In the dynamic landscape of the rental market, staying informed about emerging trends and shifts in landlord responsibilities is crucial.
In this edition of the Landlord Library, we delve into three key trends impacting landlords across the UK: Energy Performance Certificates (EPC), parking space requirements, and the lengthening of tenancies.
Each of these trends carries its own set of implications and considerations for both landlords and tenants.
Let’s explore how these trends are shaping the rental market and the strategies landlords can employ to navigate them successfully.
1. The EPC requirements have been put on hold
Energy Performance Certificates (EPCs) are ratings that show how energy efficient a property is. Several factors influence a property’s EPC rating, such as its age, construction type, and installed energy-saving measures.
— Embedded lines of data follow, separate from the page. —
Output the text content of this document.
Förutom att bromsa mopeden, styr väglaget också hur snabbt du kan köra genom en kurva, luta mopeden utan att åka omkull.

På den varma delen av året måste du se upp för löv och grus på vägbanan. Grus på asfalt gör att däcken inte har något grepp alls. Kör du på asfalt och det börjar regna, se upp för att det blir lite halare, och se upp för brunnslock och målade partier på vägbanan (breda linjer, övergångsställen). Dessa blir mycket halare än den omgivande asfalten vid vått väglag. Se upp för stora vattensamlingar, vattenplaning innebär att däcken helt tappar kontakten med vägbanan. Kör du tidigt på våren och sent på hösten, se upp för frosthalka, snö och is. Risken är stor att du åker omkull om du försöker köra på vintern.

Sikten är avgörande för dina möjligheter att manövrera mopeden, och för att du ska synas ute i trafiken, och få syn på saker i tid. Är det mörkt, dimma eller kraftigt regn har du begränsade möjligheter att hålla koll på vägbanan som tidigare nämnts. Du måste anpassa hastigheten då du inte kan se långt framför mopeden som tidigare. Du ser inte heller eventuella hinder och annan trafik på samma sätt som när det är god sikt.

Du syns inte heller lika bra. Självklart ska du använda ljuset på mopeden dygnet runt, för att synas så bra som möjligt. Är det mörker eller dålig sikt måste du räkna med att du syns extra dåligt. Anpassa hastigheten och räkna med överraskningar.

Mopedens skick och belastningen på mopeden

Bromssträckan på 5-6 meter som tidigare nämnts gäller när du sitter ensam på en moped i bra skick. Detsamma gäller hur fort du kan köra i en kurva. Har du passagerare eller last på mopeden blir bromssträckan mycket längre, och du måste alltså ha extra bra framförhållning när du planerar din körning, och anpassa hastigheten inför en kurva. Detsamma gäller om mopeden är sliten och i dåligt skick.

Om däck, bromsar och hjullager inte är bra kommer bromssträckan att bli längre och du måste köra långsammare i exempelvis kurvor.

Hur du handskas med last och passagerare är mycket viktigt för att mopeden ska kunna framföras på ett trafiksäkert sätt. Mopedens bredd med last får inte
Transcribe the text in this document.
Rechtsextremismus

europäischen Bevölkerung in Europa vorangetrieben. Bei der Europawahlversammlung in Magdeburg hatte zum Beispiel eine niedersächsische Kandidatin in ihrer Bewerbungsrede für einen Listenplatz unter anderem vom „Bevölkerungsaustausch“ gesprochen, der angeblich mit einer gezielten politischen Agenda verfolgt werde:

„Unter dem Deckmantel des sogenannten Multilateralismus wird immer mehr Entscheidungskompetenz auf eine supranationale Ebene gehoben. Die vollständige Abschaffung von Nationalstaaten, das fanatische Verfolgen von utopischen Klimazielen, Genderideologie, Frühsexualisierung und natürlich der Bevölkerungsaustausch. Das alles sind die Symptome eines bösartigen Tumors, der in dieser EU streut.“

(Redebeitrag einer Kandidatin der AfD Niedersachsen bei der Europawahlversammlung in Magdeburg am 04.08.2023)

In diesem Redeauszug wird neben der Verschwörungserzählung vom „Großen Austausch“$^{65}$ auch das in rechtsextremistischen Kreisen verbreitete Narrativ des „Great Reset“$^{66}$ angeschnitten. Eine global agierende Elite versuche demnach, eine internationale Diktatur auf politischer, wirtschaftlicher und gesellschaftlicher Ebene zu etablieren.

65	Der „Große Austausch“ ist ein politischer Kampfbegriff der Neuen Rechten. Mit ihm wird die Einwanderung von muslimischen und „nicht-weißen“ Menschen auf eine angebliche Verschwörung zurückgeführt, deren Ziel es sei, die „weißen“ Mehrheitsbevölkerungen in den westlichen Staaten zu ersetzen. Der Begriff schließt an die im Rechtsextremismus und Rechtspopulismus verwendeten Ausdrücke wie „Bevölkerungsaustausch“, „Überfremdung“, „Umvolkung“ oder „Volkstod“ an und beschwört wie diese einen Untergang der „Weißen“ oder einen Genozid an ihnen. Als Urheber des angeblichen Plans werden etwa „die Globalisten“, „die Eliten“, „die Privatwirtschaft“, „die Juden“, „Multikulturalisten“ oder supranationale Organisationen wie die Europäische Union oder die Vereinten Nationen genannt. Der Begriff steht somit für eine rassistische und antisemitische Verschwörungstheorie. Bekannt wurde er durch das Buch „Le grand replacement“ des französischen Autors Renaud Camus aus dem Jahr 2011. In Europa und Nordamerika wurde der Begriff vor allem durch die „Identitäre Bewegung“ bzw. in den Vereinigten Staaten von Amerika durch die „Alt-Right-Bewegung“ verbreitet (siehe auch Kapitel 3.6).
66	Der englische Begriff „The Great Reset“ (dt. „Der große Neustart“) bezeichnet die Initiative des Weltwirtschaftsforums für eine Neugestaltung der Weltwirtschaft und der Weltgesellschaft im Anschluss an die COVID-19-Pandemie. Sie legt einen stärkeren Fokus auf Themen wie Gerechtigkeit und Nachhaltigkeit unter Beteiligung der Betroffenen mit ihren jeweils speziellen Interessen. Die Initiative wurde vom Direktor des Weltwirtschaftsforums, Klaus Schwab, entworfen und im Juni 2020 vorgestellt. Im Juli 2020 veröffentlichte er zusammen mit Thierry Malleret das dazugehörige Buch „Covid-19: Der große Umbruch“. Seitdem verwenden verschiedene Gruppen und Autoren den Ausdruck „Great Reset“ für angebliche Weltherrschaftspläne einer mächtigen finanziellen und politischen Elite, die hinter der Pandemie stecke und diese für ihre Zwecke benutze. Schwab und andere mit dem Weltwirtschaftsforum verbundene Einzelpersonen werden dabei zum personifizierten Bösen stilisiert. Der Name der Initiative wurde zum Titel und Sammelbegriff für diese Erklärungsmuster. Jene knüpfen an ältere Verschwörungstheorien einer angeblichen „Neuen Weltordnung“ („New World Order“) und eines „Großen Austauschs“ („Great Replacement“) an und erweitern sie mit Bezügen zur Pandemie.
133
Older properties tend to be less energy-efficient due to possible insulation shortcomings and less efficient heating systems.
The UK government aimed to raise the EPC ratings of all homes in England and Wales to band C or higher, which requires significant efforts to enhance the energy efficiency of the country’s housing as the average is currently at band D.
The EPC requirement was due to come into force in 2025 for all new tenancies and in 2028 for all existing tenancies.
In September 2023, the government announced that it is scrapping the requirement for rental properties to have an Energy Performance Certificate (EPC) rating of C or above.
The announcement made by Prime Minister Rishi Sunak mentioned that the EPC requirement was “unfair” on landlords and would have made it harder for people to afford to rent a home.
However, a report from Shawbrook indicates that 80% of landlords have already readied themselves for the deadline.
Overall, the cancellation of the 2025 EPC deadline does not mean that EPC ratings are no longer important. EPC ratings are still a valuable tool for landlords when choosing a property, and they can also help to reduce running costs.
Landlords should still consider the EPC rating of a property when choosing a place to rent. Properties with high EPC ratings will be more energy efficient and will cost less to run. Landlords should also consider investing in energy efficiency upgrades, even though there is no longer a deadline. This will help them to attract tenants and reduce their running costs.
2. Parking is becoming less of a requirement for tenants
In an effort to reduce carbon emissions in major cities, a series of environmentally conscious policies have been put into action.
These policies involve the implementation of charges for car owners, especially those with high carbon-emitting vehicles, when driving in designated zones.
Additionally, parking fees have seen an increase in urban areas where space is limited. Furthermore, the rise in energy prices due to political tensions in Europe has led to an increase in gas costs.
As a result, owning a vehicle in densely populated UK cities has become increasingly unaffordable. Given the easy accessibility of public transportation, many tenants are opting not to invest in their own cars.
For landlords, there may be an opportunity to repurpose parking spaces for alternative uses, such as residential units, commercial areas, or green spaces.
This strategic move has the potential to enhance the long-term value of their properties. Landlords who can adapt to the evolving needs of their tenants are likely to achieve greater success in the long run.
3. Tenants are opting for longer leases
A new trend in the UK rental market, driven by increased competition, involves tenants opting for longer leases of 2+ years instead of the traditional 6-month to 1-year agreements. Securing a rental apartment in major UK cities has become exceptionally challenging due to surging demand, a trend echoed in Complete’s void periods which have experienced an all-time low.
With mortgage rates on the rise, more individuals are expected to enter the rental market, suggesting that this trend will persist.
This shift offers numerous advantages, particularly for landlords, which are outlined below:
- Reduced turnover costs: Landlords with longer tenancies will have fewer void periods, which means they will save money on turnover costs, such as marketing and referencing.
- More stable rental income: longer tenancies provide landlords with a more stable rental income, which can help them to budget and plan.
- Stronger relationships with tenants: Landlords who have longer relationships with their tenants are more likely to develop strong relationships with them. This can lead to several benefits, such as reduced wear and tear on the property and a willingness to resolve any issues quickly and amicably.
After looking at the current rental market trends, it’s evident that landlords face an evolving landscape filled with both challenges and opportunities.
The shift in EPC deadlines, reduced parking space demand, and the trend toward longer tenancies all require landlords to adapt and make informed decisions.
While there may be uncertainties and adjustments to be made, one thing remains clear: the importance of staying attuned to the ever-changing dynamics of the rental market.
By doing so, landlords can position themselves to not only meet the evolving needs of their tenants but also enhance the overall sustainability and profitability of their property investments.